On the military side of the equation, we can also be sure Xi will continue to oversee the Chinese military’s drive for modernizing its weaponry and an expansion of their presence in the Indo-Pacific region. Xi’s military will persist to develop air force bases, radar facilities and missile shelters on islands in disputed waters of the South China Sea.  And the opening of a naval port in Djibouti is more than likely the beginning of China building a dominant military presence along a large stretch on the East African coast of the Indian Ocean.

Beijing’s propagandists and Xi himself paint a picture of China in its past and present as a benign nation with scant hegemonic ambitions.
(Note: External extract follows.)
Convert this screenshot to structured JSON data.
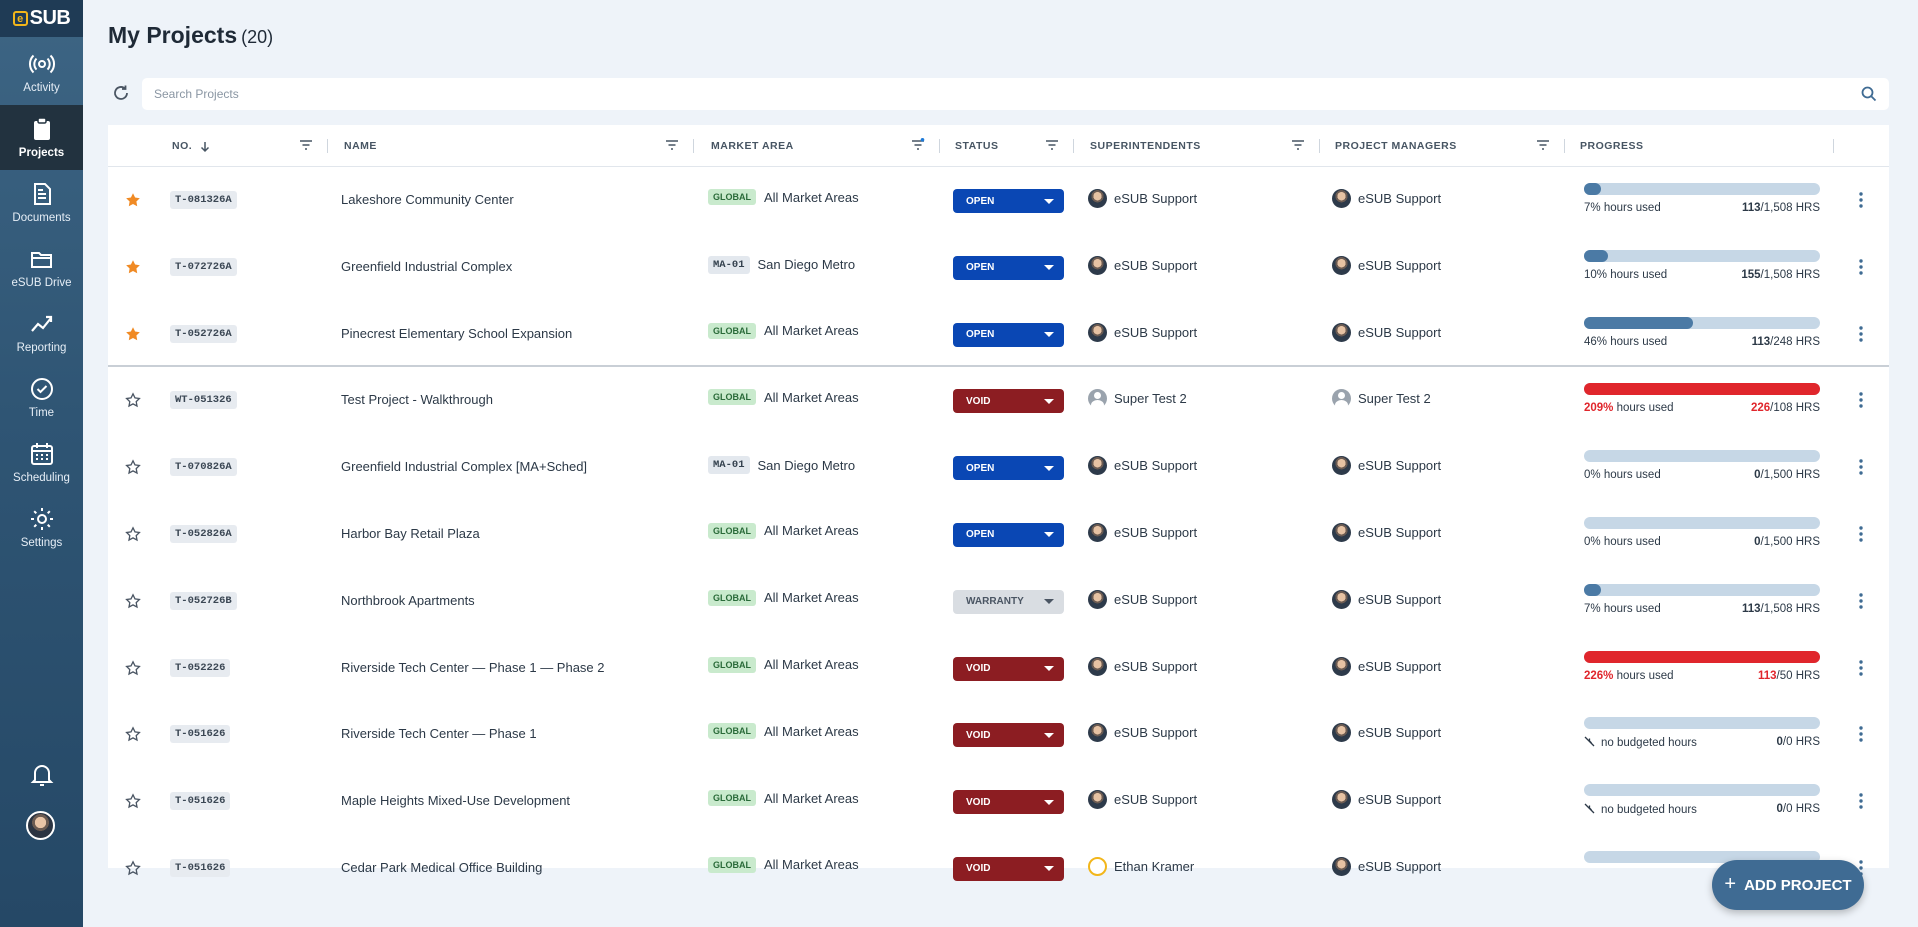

Yet the Chinese navy and coast guard forays in the East and South China Sea tell us an entirely different story.  Chinese port developments in nations across the entire expanse of the Indian Ocean run counter to the official narrative of a rising hegemon with little appetite for dominance.  And then there is Xi’s saying China has never engaged in colonial conquests which is, in fact, a spurious claim:  over the millennia Chinese dynasties invaded modern Xinjiang, Mongolia and Tibet, culminating in what constitutes modern China.

Like other hegemons, including the United States and Russia, great powers rarely stay confined to their own borders.  Under Xi’s hold over China, we can be sure his vision of a ‘New Era’ will have a very long and substantial impact across Asia and even beyond.